Min Number
Description
Now you are given one non-negative integer n in 10-base notation, it will only contain digits ('0'-'9'). You are allowed to choose 2 integers i and j, such that: i!=j, 1≤i<j≤|n|, here |n| means the length of n’s 10-base notation. Then we can swap n[i] and n[j].
For example, n=9012, we choose i=1, j=3, then we swap n[1] and n[3], then we get 1092, which is smaller than the original n.
Now you are allowed to operate at most M times, so what is the smallest number you can get after the operation(s)?
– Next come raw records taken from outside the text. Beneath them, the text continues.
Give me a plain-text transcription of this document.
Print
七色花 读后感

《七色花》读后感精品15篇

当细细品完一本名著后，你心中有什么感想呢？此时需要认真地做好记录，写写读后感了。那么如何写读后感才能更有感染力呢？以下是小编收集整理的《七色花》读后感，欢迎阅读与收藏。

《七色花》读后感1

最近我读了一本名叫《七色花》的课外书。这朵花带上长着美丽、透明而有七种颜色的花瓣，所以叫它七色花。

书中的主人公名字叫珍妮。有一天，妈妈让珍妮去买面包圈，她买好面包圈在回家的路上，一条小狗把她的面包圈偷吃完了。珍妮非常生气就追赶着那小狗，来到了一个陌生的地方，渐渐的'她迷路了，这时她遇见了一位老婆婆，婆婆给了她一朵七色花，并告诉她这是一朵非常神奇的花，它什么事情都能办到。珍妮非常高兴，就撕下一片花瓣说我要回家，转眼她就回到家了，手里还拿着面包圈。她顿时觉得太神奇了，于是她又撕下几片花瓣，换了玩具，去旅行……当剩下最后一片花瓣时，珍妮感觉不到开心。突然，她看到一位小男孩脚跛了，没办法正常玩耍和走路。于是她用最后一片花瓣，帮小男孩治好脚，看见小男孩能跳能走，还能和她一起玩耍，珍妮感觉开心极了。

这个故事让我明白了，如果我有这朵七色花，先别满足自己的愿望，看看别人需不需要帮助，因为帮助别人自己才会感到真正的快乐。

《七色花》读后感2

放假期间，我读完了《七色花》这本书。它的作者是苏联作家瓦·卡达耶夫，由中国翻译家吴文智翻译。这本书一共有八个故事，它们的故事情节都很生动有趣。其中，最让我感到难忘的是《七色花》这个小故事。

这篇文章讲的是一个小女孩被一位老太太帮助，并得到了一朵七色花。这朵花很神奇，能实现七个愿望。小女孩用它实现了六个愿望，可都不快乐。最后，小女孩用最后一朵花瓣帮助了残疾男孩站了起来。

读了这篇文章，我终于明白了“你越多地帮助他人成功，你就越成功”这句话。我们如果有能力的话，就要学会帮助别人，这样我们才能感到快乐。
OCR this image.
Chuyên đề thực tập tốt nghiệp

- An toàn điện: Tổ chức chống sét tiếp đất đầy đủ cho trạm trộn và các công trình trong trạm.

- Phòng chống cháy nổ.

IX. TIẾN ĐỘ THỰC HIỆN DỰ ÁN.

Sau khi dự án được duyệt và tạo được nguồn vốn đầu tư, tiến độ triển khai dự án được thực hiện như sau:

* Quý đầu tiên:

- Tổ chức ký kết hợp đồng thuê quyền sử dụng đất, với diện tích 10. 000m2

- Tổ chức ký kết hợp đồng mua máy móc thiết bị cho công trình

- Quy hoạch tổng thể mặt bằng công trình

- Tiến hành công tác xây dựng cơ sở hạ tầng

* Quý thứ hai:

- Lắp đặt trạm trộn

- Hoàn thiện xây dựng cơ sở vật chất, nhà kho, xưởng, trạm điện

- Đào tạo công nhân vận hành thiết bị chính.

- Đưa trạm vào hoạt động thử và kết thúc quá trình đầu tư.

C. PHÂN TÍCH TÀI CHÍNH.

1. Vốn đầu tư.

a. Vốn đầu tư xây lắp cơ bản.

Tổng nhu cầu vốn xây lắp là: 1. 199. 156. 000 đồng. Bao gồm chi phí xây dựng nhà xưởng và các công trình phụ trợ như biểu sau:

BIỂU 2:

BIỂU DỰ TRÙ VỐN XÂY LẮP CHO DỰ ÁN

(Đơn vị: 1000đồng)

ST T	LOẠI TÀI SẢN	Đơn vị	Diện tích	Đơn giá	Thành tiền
Please note that in this problem, leading zero is not allowed!
Input
The first line of the input contains an integer T (T≤100), indicating the number of test cases.
Then T cases, for any case, only 2 integers n and M (0≤n<10^1000, 0≤M≤100) in a single line.
Output
For each test case, output the minimum number we can get after no more than M operations.
Sample Input
3
9012 0
9012 1
9012 2
Sample Output
9012
1092
1029
#include<stdio.h>
#include<string.h>
#include<algorithm>
using namespace std;
char a[10000000],b[10000000];
int main()
{
int t,l,i,j;
scanf("%d",&t);
while(t--)
{
int m;
scanf("%s%d",a,&m);
l=strlen(a);
if(m==0)
{
printf("%s\n",a);
}
else
{
for(i=0; i<l; i++)
{
b[i]=a[i];
}
sort(b,b+l);//排序
int h=0;
char we=a[0];
for(i=0; i<l; i++)//把第一个数的大小先排好
{
if(b[i]!='0')
{
if(a[0]>b[i]&&b[i]!=-1)
{
for(j=0; j<l; j++)
{
if(a[j]==b[i])//找到原来的b[i]的位置
{
b[i]=-1;
int f;
f=j;
int s;
s=a[0];//交换
a[0]=a[f];
a[f]=s;
m--;
}
}
}
else if(a[0]==b[i]&&b[i]!=-1)
{
h++;
b[i]=-1;
if(h>1)
{
//printf("&&&%d\n",h);
for(int v=1; v<h; v++)
{
b[i]=we;
//printf("%c %c %d\n",b[i],we,i);
}
}
else
{
b[i]=-1;
}
}
}
}
int p=1;//从后一个开始排
int q,w;
for(j=0; j<l; j++)
{
if(a[p]>b[j]&&b[j]!=-1)
{
for(int k=p+1; k<l; k++)//注意此句,从p的后一个开始找b[j]原来的位置
{
if(a[k]==b[j])//找到之后记住下标,然后交换位置
{
b[j]=-1;
int r;
r=k;
int q;
q=a[p];
a[p]=a[r];
a[r]=q;
m--;
p++;
if(m<=0||p>=l)
{
break;
}
}
}
}
if(a[p]<=b[j]&&b[j]!=-1)
{
b[j]=-1;
p++;
if(p>=l||m<=0)
{
break;
}
}
}
for(i=0; i<l; i++)
{
printf("%c",a[i]);
}
printf("\n");
}
}
}